Há quem diga que autoestima é fundamental. Que nada! O verdadeiro combustível humano, sobretudo para o mimado, é a deliciosa arte de diminuir o próximo. Afinal, de que adiantaria acordar de manhã se não fosse para lembrar ao colega do lado que ele nunca vai ser tão bom, tão bonito ou tão iluminado quanto você? Isso, claro, se você, assim como sugere a frase, já percebeu que não sente um valorzinho sequer dentro de si mesmo—mas como admitir isso sem descer o nível dos outros, não é mesmo?
O espetáculo da vida moderna é este: pessoas que se dedicam, com suor e afinco, à nobre tarefa de rebaixar os demais. Quantos doutorados em menosprezo já vimos por aí? O sorriso torto ao ver alguém se dar bem, o comentário sutil (ou nem tanto) carregado de veneno, a opinião que ninguém pediu, mas é lançada como granada camuflada de conselho. Diminua, anule, debique. Quem sabe assim a sensação de vazio suma na fumaça do ego inflado artificialmente.
Talvez Freud tivesse nos poupado muito tempo se, ao invés de cavar o inconsciente, sugerisse logo a passagem por um departamento de RH — lá, pelo menos, a especialização em minar a confiança alheia é quase um critério de seleção. E a beleza dessa engenharia emocional? Simples. Se o mundo parece grande demais, trate de fazer todo mundo pequeno o suficiente para caber no seu bolso inseguro e mimado. Orgulho da nação, prêmio Nobel da mediocridade.

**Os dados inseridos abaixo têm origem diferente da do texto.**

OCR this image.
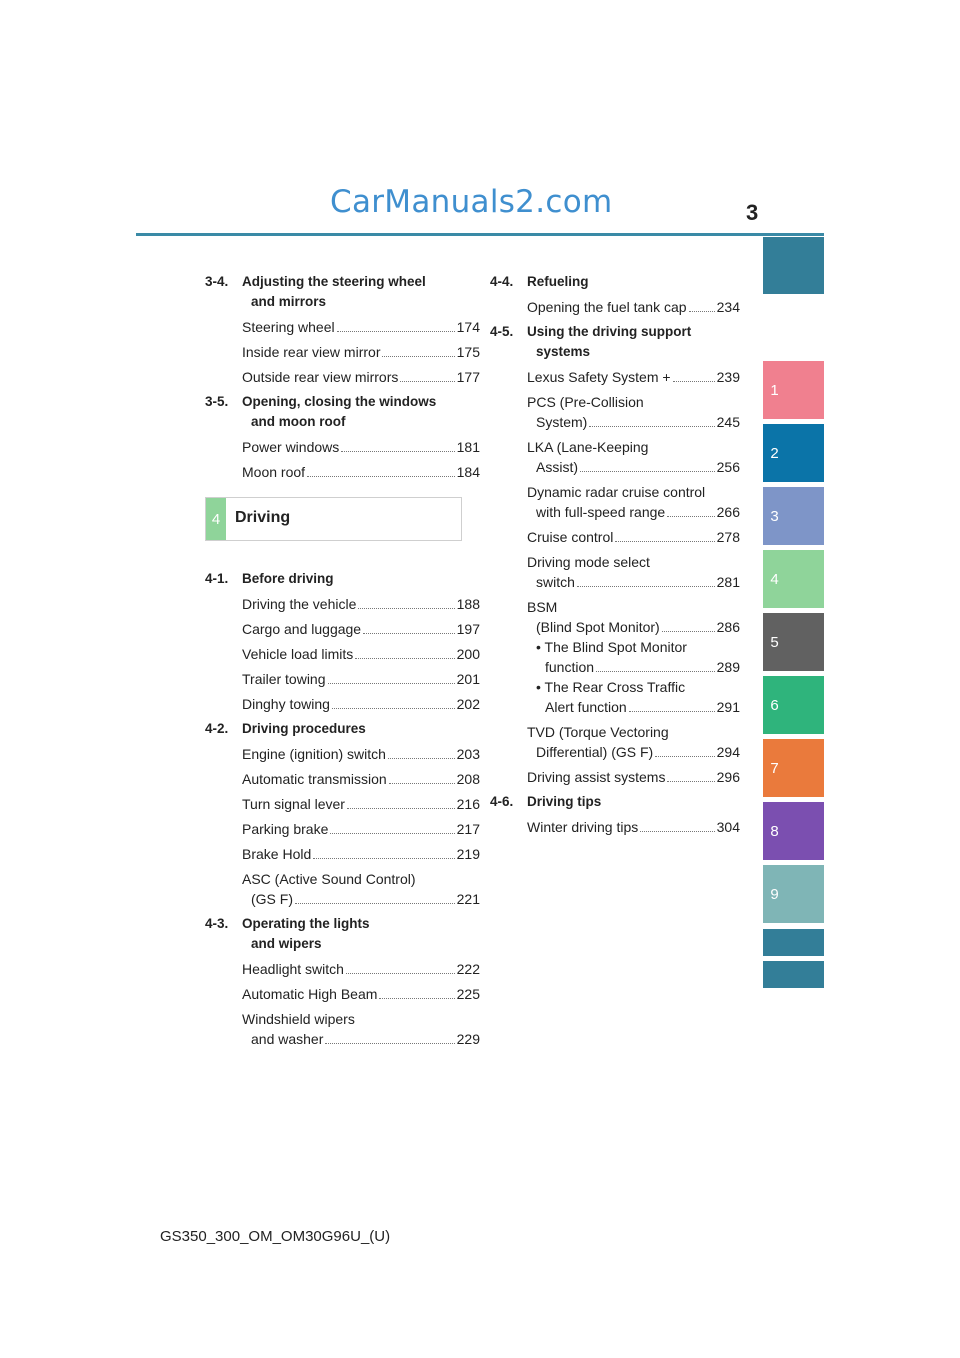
CarManuals2.com	3
1
2
3
4
5
6
7
8
9
3-4. Adjusting the steering wheel
and mirrors
Steering wheel	174
Inside rear view mirror	175
Outside rear view mirrors	177
3-5. Opening, closing the windows
and moon roof
Power windows	181
Moon roof	184
4-1. Before driving
Driving the vehicle	188
Cargo and luggage	197
Vehicle load limits	200
Trailer towing	201
Dinghy towing	202
4-2. Driving procedures
Engine (ignition) switch	203
Automatic transmission	208
Turn signal lever	216
Parking brake	217
Brake Hold	219
ASC (Active Sound Control)
(GS F)	221
4-3. Operating the lights
and wipers
Headlight switch	222
Automatic High Beam	225
Windshield wipers
and washer	229
4 Driving
4-4. Refueling
Opening the fuel tank cap 234
4-5. Using the driving support
systems
Lexus Safety System +	239
PCS (Pre-Collision
System)	245
LKA (Lane-Keeping
Assist)	256
Dynamic radar cruise control
with full-speed range	266
Cruise control	278
Driving mode select
switch	281
BSM
(Blind Spot Monitor)	286
• The Blind Spot Monitor
function	289
• The Rear Cross Traffic
Alert function	291
TVD (Torque Vectoring
Differential) (GS F)	294
Driving assist systems	296
4-6. Driving tips
Winter driving tips	304
GS350_300_OM_OM30G96U_(U)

Naturalmente, não basta ser mimado—é preciso competir. O esporte predileto desse personagem é a eterna disputa para provar que é o melhor, o mais popular, o mais visto, ainda que ninguém ao redor esteja jogando esse jogo patético. Tenta ser campeão numa corrida em que só ele está na largada e na plateia, elevando a própria mediocridade a troféu. Compete com quem nem percebe a competição, disputa atenção com quem não quer disputar nada, busca o pódio em arenas onde só existe sua insegurança desfilando. Tudo, claro, gira ao redor do seu egocentrismo ácido; para esse tipo, o universo é apenas um palco onde sua autoimagem capenga encena um drama infinito e cento por cento particular. Nada escapa à obsessão egocêntrica: tudo, todos, toda ação e emoção só existem para reverberar seu desejo de destaque.

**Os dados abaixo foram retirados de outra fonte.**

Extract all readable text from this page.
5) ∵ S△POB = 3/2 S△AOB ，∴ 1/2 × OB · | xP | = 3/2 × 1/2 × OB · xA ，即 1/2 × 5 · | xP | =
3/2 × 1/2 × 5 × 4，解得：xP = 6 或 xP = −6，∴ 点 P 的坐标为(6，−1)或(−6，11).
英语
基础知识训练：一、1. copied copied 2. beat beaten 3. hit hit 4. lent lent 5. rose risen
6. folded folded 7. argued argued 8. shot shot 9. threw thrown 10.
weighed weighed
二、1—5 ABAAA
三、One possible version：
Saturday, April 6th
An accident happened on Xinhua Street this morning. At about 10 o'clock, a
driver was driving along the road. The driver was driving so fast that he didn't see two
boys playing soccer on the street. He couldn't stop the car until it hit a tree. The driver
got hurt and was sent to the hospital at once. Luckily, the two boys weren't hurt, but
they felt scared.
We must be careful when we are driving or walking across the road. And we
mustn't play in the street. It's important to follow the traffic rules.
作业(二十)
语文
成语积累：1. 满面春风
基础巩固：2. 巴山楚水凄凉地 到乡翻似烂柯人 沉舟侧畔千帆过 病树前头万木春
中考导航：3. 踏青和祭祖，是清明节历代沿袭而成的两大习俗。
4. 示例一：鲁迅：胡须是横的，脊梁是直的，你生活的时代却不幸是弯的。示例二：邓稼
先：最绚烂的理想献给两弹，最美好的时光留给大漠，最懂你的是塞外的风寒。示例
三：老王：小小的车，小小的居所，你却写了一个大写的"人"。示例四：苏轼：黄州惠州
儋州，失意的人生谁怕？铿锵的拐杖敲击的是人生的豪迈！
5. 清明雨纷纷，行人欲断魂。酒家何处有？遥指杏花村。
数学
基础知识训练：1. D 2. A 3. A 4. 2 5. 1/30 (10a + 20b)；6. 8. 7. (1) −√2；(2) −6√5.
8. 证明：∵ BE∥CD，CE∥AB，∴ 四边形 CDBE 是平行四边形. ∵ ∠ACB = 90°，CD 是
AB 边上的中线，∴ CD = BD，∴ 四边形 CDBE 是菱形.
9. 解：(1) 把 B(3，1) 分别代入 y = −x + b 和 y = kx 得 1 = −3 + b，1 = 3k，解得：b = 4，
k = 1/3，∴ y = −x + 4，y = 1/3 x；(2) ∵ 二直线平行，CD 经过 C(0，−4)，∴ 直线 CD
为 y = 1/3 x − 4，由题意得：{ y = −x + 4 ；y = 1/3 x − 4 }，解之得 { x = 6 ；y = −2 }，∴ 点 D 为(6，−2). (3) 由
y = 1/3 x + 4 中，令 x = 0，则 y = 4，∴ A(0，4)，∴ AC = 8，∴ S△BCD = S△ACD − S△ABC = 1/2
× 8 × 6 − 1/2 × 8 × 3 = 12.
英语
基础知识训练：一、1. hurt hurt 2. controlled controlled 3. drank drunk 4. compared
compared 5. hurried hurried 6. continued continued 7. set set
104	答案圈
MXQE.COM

Mas a podridão interna não fica só no teatro da vaidade. Esse personagem, quando convencido de que há “rivais” à altura — ou mesmo rivais somente na sua cabeça mimada e egocêntrica — passa à ação concreta: além de diminuir, passa a prejudicar. É o mestre dos factóides, das pequenas mentiras, da queda de braço invisível. Alimenta a obsessão até que, incapaz de vencer por mérito ou alguma qualidade real, beira a psicopatia: se entrega à tarefa de inventar falhas, destruindo reputações e fabricando picuinhas. O rival torna-se obsessão vital, quase uma missão de vida, até que o adversário seja esmagado — e, claro, que toda a plateia, verdadeira ou inventada, reconheça o brilho pálido de seu vazio interior.
Em algum ponto, claro, a autoconsciência ameaça bater na porta. Mas logo é expulsa: “Aqui não, que autoestima é coisa para fracos; forte é quem cria falhas inexistentes nos outros, porque precisa de um teatro de defeitos ao redor para disfarçar sua própria ausência de qualidades.” O sujeito que precisa desesperadamente destacar-se, dar show e ser visto — e, sem talento ou mérito reais, reconhece que jamais brilhará por luz própria. Então, pega emprestada qualquer sombra alheia, apaga focos, desenha defeitos no quadro dos outros para que, ao menos por contraste, pareça alguém digno de nota.
Porque no fundo desse teatro, a única plateia que realmente importa é composta pelo próprio ego mimado, sentado na primeira fileira, aplaudindo cada vez que alguém é diminuído, e você pode se convencer—mais uma vez—de que serve para algo.
Então, siga firme! Diminua, apague, e acima de tudo, jamais permita que o outro brilhe. Talvez, só talvez, um dia o espelho devolva um reflexo que não seja só vazio com verniz de arrogância. Ou não. Mas quem se importa? O importante é jamais largar essa vocação suprema: profissional de diminuir o outro. Certificado na parede, medalha no peito e vazio garantido no peito.


Parabéns, o conhecimento nos dá a chave para abrir as portas onde a mediocridade e a intolerância são as fechaduras.